Film Soundtrack, 1997 (Walt Disney Records)
(3 / 5) Hercules is plausibly one of the Disney studio’s wittiest animated musicals, leaning heavily on meta-humor and pop-culture riffs — especially those skewering celebrity, sports, and marketing. Loosely based on a mash-up of Greek myths, it follows a gangly, misfit demigod as he gains strength and confidence, battles monsters, finds love, and learns what it truly means to be a hero. But instead of taking a traditional, noble-story-telling route, the Mouse House counterintuitively turned this ancient epic-for-the-ages into a goofy, full-tilt screwball comedy fueled by thunderous funk and gospel music that could wake the entire Olympian pantheon. Like all adapted musicals of the Disney Renaissance, it has deep theatrical roots, including, in a special flourish, some of the film’s character designs having been inspired (sometimes obviously so) by the sinuous linework of none other than Al Hirschfeld. And looming over it all is the symposium of divas who periodically wail out the sung narration: Real-life Broadway goddess Lillias White leads a sassy, syncopated Greek chorus of Muses that includes her fellow Broadway veterans LaChanze, Cheryl Freeman, and habitual scene-stealer Roz Ryan alongside Vaneese Y. Thomas. The soundtrack of Alan Menken’s rousing orchestral score is paired with about 20 minutes of original songs that Menken wrote with lyricist David Zippel, all of which land — including an obligatory, humongous Disney production number, “Zero to Hero,” which chronicles Herc’s meteoric ascent from nobody to action-figure media star. Praise also for Susan Egan as fast-talking love interest Megara, wryly channeling Barbara Stanwyck in The Lady Eve, plus Danny DeVito as Herc’s crotchety trainer/satyr Philoctetes (“Call me Phil”) and, of course, Roger Bart, who in singing the title role offers wondrous performances of the Oscar-nominated motivational anthem “Go the Distance,” first as a reflective ballad and then in an exhilarating, clarion reprise in which Bart flies high as Pegasus. — Mark Robinson
Original London Cast, 2025 (Walt Disney Records)

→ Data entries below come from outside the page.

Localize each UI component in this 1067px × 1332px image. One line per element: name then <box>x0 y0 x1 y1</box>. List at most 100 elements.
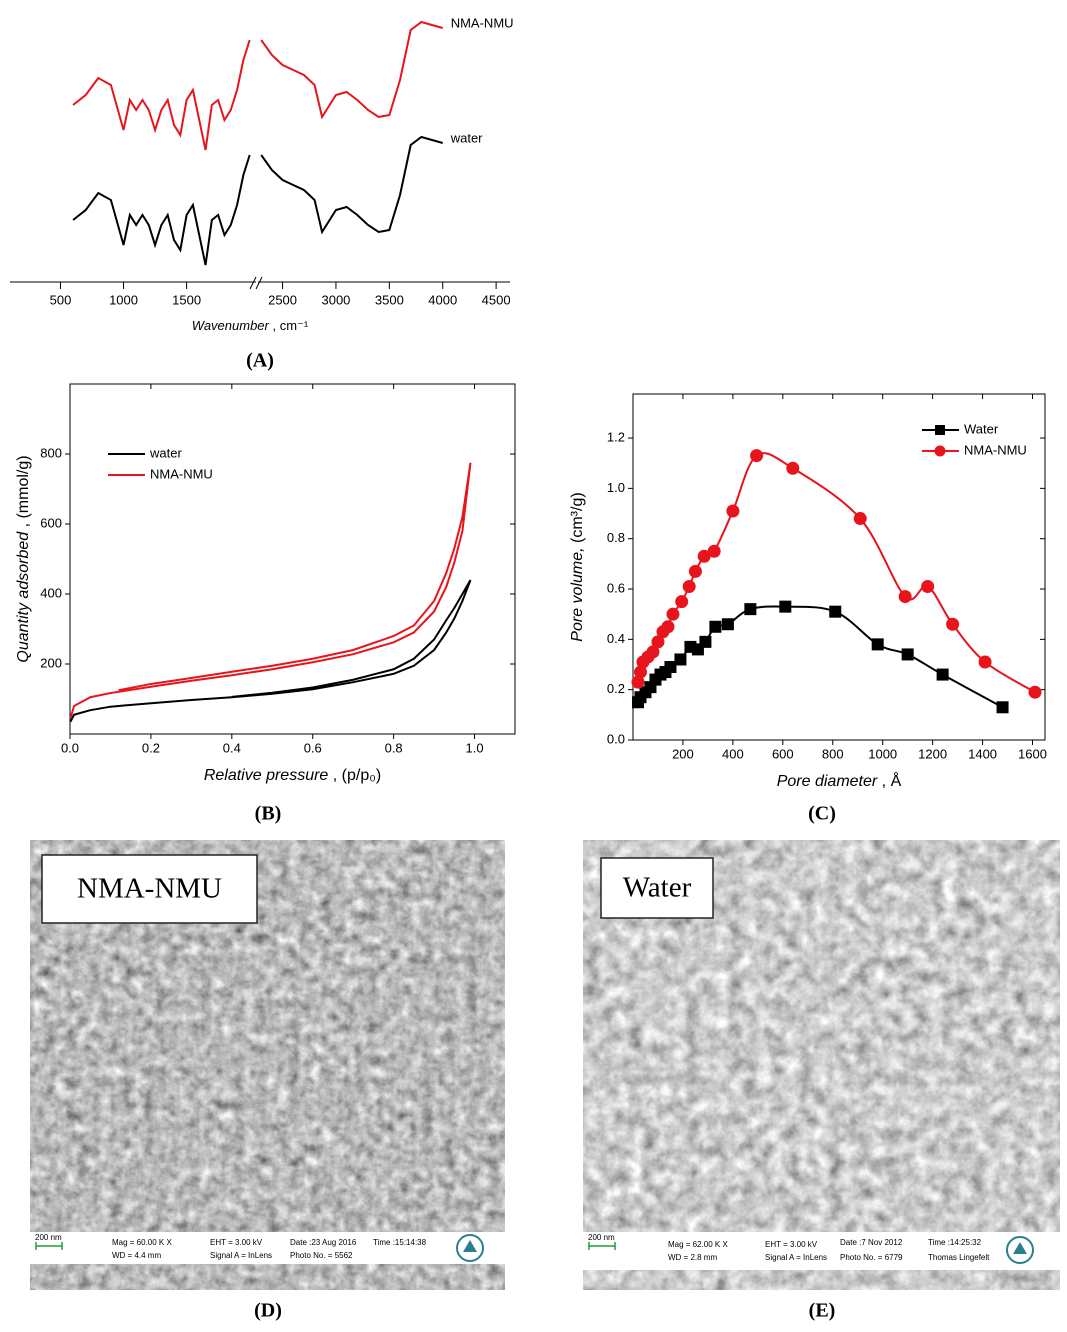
axis-label-unit: , cm⁻¹ <box>269 318 309 333</box>
legend-label: NMA-NMU <box>964 442 1027 457</box>
x-tick-label: 0.4 <box>223 740 241 755</box>
data-point <box>899 590 912 603</box>
legend-marker <box>935 425 945 435</box>
x-tick-label: 1200 <box>918 746 947 761</box>
legend-label: water <box>149 445 182 460</box>
info-text: EHT = 3.00 kV <box>765 1240 818 1249</box>
x-axis-label: Wavenumber , cm⁻¹ <box>192 318 309 333</box>
x-tick-label: 0.0 <box>61 740 79 755</box>
y-tick-label: 0.2 <box>607 681 625 696</box>
panel-label: (C) <box>808 803 836 825</box>
info-text: Date :7 Nov 2012 <box>840 1238 903 1247</box>
panel-label: (B) <box>255 803 282 825</box>
series-line <box>70 580 470 722</box>
panel-label: (A) <box>246 350 274 372</box>
info-text: Photo No. = 6779 <box>840 1253 903 1262</box>
info-text: Mag = 60.00 K X <box>112 1238 172 1247</box>
y-tick-label: 0.0 <box>607 731 625 746</box>
panel-label: (E) <box>809 1300 836 1322</box>
y-tick-label: 800 <box>40 445 62 460</box>
x-tick-label: 2500 <box>268 292 297 307</box>
info-text: Signal A = InLens <box>210 1251 272 1260</box>
spectrum-line <box>73 155 250 265</box>
series-label: water <box>450 130 483 145</box>
data-point <box>997 701 1009 713</box>
x-tick-label: 1600 <box>1018 746 1047 761</box>
axis-break <box>250 277 256 289</box>
figure: 500 1000 1500 2500 3000 3500 4000 4500 NMA-NMU wa… <box>0 0 1067 1332</box>
panel-label: (D) <box>254 1300 282 1322</box>
y-axis-label: Quantity adsorbed , (mmol/g) <box>15 455 32 662</box>
data-point <box>709 621 721 633</box>
axis-label-name: Pore diameter <box>777 773 878 790</box>
y-tick-label: 0.6 <box>607 580 625 595</box>
caption: NMA-NMU <box>77 873 222 905</box>
x-tick-label: 400 <box>722 746 744 761</box>
legend-marker <box>935 446 946 457</box>
caption: Water <box>623 872 692 904</box>
data-point <box>902 648 914 660</box>
spectrum-line <box>261 137 443 232</box>
axis-label-unit: , (p/p₀) <box>328 767 381 784</box>
data-point <box>979 655 992 668</box>
legend-label: NMA-NMU <box>150 466 213 481</box>
info-text: Time :14:25:32 <box>928 1238 982 1247</box>
x-axis-label: Pore diameter , Å <box>777 771 902 790</box>
data-point <box>921 580 934 593</box>
info-text: Mag = 62.00 K X <box>668 1240 728 1249</box>
data-point <box>699 636 711 648</box>
axis-label-name: Relative pressure <box>204 767 329 784</box>
data-point <box>683 580 696 593</box>
data-point <box>854 512 867 525</box>
info-text: Photo No. = 5562 <box>290 1251 353 1260</box>
x-tick-label: 1000 <box>868 746 897 761</box>
y-tick-label: 600 <box>40 515 62 530</box>
data-point <box>829 606 841 618</box>
info-text: Thomas Lingefelt <box>928 1253 990 1262</box>
series-line <box>70 463 470 719</box>
axis-break <box>256 277 262 289</box>
y-tick-label: 0.8 <box>607 530 625 545</box>
data-point <box>675 595 688 608</box>
x-tick-label: 200 <box>672 746 694 761</box>
x-tick-label: 0.6 <box>304 740 322 755</box>
x-tick-label: 1.0 <box>466 740 484 755</box>
data-point <box>661 620 674 633</box>
x-tick-label: 1500 <box>172 292 201 307</box>
x-tick-label: 800 <box>822 746 844 761</box>
data-point <box>726 505 739 518</box>
info-text: WD = 4.4 mm <box>112 1251 161 1260</box>
axis-label-name: Quantity adsorbed <box>15 531 32 663</box>
x-tick-label: 600 <box>772 746 794 761</box>
x-tick-label: 4000 <box>428 292 457 307</box>
y-tick-label: 0.4 <box>607 631 625 646</box>
info-text: Date :23 Aug 2016 <box>290 1238 357 1247</box>
axis-label-unit: , (mmol/g) <box>15 455 32 531</box>
info-text: EHT = 3.00 kV <box>210 1238 263 1247</box>
x-tick-label: 0.8 <box>385 740 403 755</box>
data-point <box>779 601 791 613</box>
data-point <box>937 669 949 681</box>
spectrum-line <box>73 40 250 150</box>
legend-label: Water <box>964 421 999 436</box>
plot-frame <box>70 384 515 734</box>
info-text: Time :15:14:38 <box>373 1238 427 1247</box>
info-text: Signal A = InLens <box>765 1253 827 1262</box>
x-axis-label: Relative pressure , (p/p₀) <box>204 767 381 784</box>
data-point <box>1029 686 1042 699</box>
x-tick-label: 1000 <box>109 292 138 307</box>
data-point <box>872 638 884 650</box>
axis-label-name: Wavenumber <box>192 318 270 333</box>
axis-label-unit: (cm³/g) <box>569 492 586 547</box>
x-tick-label: 3000 <box>321 292 350 307</box>
x-tick-label: 4500 <box>482 292 511 307</box>
data-point <box>674 653 686 665</box>
data-point <box>786 462 799 475</box>
y-tick-label: 1.2 <box>607 429 625 444</box>
x-tick-label: 500 <box>50 292 72 307</box>
x-tick-label: 3500 <box>375 292 404 307</box>
data-point <box>744 603 756 615</box>
x-tick-label: 1400 <box>968 746 997 761</box>
info-text: WD = 2.8 mm <box>668 1253 717 1262</box>
y-tick-label: 1.0 <box>607 480 625 495</box>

(2 / 5) After its 2019 debut at the Delacorte Theater in Central Park and subsequent tune-ups in New Jersey and Germany, Hercules finally muscled its way into an open-ended West End run in 2025. As with many Disney screen-to-stage ventures, the show sands down some of the film’s action — and, in this case, its snark — to appeal to the broadest audience and allow the performers to survive eight shows per week. Beloved characters were trimmed out (farewell, Pegasus), and others, such as Phil and Herc’s villainous Uncle Hades, reinvented into oddly familiar cousins of Aladdin‘s Genie and The Lion King‘s Scar, with puppetry stepping in for the action set pieces. This production was notably more ethnically diverse than the film, and the new songs lean even harder into Black musical traditions, pedal firmly to the floor, with mixed results. For instance, while one doesn’t expect the symphonic power heard in the film, the orchestra here often sounds surprisingly thin for a Disney release. “Go the Distance,” sung by the earnest and scantily togaed Luke Brady, here feels less about discovering heroic destiny and more about belting for applause. Hades’s new song, “Getting Even,” only occasionally has a discernible melody, and in fact, none of the new numbers are equal in quality to those from the film. Yet there is good news, mortals: All of the songs originally heard in the movie have been smartly expanded with new intros, bridges, and verses, and some of them — for example, “Zero to Hero” — have been effectively slowed down in tempo, letting us savor Zippel’s nimble wordplay. Mae Ann Jorolan’s formidable Meg matches Susan Egan’s sardonic original in “I Won’t Say I’m in Love,” while Trevor Dion Nicholas’s Phil channels his inner Little Richard in a gleeful, gloating Act II opener, “I’m Back.” Most importantly, the vocally acrobatic Muses have been given more to do; their expanded “Gospel Truth” sequences, now in five parts, allow Brianna Ogunbawo, Candace Furbert, Malinda Parris, Robyn Rose-Li, and Sharlene Hector to sweep in and comically elevate every track in which they appear, helping to rescue the album from the River Styx. — M.R.